The Inflation Monster

Hello Hampton Roads,

The real estate market and the stock market are at all time highs, but you know what else has gone up in price?  Pretty much everything. The prices for food, gas, lumber, new and used cars have gone through the roof.  From last year alone here's how much prices have risen: (source: https://www.cbsnews.com/news/inflation-october-gas-prices-food/
  • Fuel (oil) up 59.1%
  • Gas up 49.6%
  • Beef up 20.1%
  • Pork up 14.1%
  • Used Cars up 26.4%
  • New Cars up 9.8%
Why is this inflation happening now, you may ask--it all boils down to too much money printing. 40% of the money in circulation was printed just last year.  When too much money floods the system it cheapens the money that's already out there, and all that money still has to compete for the same amount of goods and services, so demand goes up and prices go up.  Plus, if there are supply chain shortages like we have, that drives the price up even more. 

The Bureau of Labor Statistics (BLS) recent inflation rate of 6.2% in October, based on their Consumer Price Index (CPI), was the highest rate of inflation in 31 years. Many believe that the CPI figure is too low because it doesn't include housing prices as in past years--it uses Owners Equivalent Rent (OER) instead. To determine OER, owners who own their primary residence are asked: 

            "If someone were to rent your home today, how much do you think it would rent for                monthly, unfurnished and without utilities?"

So it is their estimation of their home's monthly rental amount, which is not as accurate as home sale prices (which are also public record).  In fact, according to ShadowStats.com, if you compare inflation to how the CPI used to be calculated back in 1980, the rate is closer to 15%.

Think about this for a minute: Savings accounts pay nothing. The 10-year treasury pays 1.43%. If inflation is 6.2% then holding cash is costing you about 4.8%.  This means that the purchasing power of your money is going down and the dollar buys less and less.  Now if holding cash is costing you, the only way to preserve your purchasing power is to put it in assets whose value goes up more than the rate of inflation.

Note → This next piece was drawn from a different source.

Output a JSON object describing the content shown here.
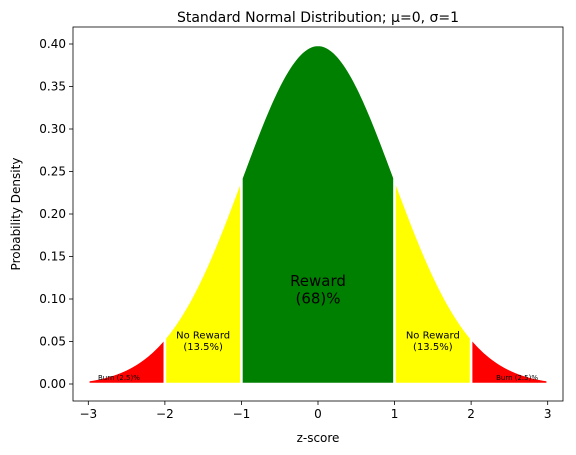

As this is a real estate blog, here's where housing comes in as hedge against inflation. Home values are contining to rise and the 30-year mortgage rate is still low, in the 3.5% range. As a buyer, taking out a 30-year loan to buy a home and pay it back in depreciating dollars puts you in the winning end of this deal. In an inflationary environment, hard assets lke real estate increase, and paying back a 30-year loan in depreciating dollars means you are paying the same numercial value for the loan but with fiat currency that is worth less and less!